In palmier days, when Bernard was a critic and early TV celebrity, he had put aside trust funds for his three children. They have gathered to sign over their inheritance in the presence of Bernard's second wife Mary (Jo Henderson), whose once adulterous love for "Daddy" has long since guttered out. The children accuse Bernard of omnivorous selfishness, of stunting and warping their personalities, throttling them with quotations and flaying them with a rampant self-pity.
All too terribly true. What they fail to say is that unlike Caliban, Bernard is a monster of sly and surpassing charm, and, like Prospero, his magic wand is the English tongue. He ends a characteristic diatribe on the erosion of the English class structure with the observation that "soon there'll be more photographers than people to be photographed." On the effects of alimony, he reflects bitterly: "Idle men produced an age of elegance. Idle women merely multiply hairdressers."

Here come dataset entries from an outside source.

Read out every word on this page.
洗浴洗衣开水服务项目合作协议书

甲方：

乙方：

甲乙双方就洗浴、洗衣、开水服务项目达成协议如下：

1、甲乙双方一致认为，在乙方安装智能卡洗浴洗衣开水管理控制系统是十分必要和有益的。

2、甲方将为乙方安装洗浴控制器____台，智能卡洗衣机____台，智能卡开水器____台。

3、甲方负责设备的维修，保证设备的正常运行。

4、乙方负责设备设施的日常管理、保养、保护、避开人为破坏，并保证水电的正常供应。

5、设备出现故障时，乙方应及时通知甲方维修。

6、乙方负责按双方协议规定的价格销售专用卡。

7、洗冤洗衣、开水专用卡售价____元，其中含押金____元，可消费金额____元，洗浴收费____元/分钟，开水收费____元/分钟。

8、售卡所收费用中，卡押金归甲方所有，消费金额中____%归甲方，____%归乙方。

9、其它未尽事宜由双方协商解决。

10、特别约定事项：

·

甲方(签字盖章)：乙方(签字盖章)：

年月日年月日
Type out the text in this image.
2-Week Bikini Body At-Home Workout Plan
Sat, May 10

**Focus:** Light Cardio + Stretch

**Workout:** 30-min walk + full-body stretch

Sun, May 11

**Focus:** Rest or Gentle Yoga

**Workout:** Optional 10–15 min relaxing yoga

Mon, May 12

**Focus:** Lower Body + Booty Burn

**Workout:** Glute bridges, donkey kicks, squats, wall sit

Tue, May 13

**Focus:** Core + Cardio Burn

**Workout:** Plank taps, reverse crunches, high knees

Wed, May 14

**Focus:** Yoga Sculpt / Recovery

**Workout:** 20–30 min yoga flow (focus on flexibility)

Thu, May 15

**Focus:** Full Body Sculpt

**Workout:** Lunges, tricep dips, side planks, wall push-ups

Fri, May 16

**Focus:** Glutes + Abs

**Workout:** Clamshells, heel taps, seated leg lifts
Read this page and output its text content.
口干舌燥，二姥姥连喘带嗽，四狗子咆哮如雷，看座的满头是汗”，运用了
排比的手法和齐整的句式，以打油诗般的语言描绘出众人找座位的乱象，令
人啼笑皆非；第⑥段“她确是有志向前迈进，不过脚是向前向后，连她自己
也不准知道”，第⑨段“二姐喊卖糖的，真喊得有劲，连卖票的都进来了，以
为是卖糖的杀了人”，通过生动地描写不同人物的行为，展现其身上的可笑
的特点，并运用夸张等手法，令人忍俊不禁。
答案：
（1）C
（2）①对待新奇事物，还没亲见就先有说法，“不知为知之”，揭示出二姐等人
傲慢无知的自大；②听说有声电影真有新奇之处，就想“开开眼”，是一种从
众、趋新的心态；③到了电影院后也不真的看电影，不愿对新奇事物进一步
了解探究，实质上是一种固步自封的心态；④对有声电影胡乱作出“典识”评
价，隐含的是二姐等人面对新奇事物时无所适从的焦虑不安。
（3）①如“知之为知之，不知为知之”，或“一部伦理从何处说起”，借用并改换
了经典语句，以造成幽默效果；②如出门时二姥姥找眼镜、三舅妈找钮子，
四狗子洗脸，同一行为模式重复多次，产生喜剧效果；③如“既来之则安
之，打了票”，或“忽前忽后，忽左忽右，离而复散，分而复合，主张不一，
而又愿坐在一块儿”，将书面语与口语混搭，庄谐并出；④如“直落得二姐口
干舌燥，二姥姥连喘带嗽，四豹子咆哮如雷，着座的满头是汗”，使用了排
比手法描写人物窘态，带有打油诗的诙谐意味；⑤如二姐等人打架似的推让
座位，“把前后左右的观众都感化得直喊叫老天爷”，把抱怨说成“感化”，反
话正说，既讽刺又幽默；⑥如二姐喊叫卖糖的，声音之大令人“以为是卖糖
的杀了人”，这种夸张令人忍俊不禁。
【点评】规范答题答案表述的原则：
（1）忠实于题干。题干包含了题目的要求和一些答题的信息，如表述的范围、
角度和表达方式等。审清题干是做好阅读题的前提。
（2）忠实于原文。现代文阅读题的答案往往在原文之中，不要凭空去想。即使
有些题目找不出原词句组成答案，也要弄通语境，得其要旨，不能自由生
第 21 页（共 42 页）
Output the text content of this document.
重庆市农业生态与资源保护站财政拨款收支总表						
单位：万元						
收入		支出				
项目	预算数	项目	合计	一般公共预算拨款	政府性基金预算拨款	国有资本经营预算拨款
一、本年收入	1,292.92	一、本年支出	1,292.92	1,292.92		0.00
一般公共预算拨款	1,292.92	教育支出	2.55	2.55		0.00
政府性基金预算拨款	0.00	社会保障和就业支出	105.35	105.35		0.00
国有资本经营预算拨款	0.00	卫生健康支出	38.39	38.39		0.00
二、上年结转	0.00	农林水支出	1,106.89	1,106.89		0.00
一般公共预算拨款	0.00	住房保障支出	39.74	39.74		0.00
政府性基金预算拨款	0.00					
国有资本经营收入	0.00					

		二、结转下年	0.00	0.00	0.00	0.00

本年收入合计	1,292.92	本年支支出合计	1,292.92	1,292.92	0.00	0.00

The children, for their part, are a rather unappetizing lot. Billy (Jack Gilpin), the elder son, is a do-nothing, want-to-do-nothing who cadges alimony money from his mother Delia (Pauline Flanagan), Bernard's first wife. Delia, who is drying out in a nearby sanatorium, pops in long enough to fall off the wagon and pour a kettle of scalding rage on Bernard.
Daughter Gillian (Ellen Parker) is a venomous feminist whose speeding on the liberation freeways has brought her an abortion and several emotional casualties. As for Younger Son Charles (Robert Burns), he is something of a militant prig, spared the worst of Bernard's blight through the harmonious offices of his wife-to-be's parents. This girl, Gwen (Jessica Drake), is mocked by the family for her lack of sophistication, but she is a judgment on them in the simplicity of her goodness.
In an exemplary cast, Joseph Maher masterfully conveys the joy and the juice of the play's language. The speeches vary from the fuming arias of a John Osborne to the wryly caustic asides of a Simon Gray (Otherwise Engaged), and Maher enthralls the playgoers with the subtle nuances of a tone of voice.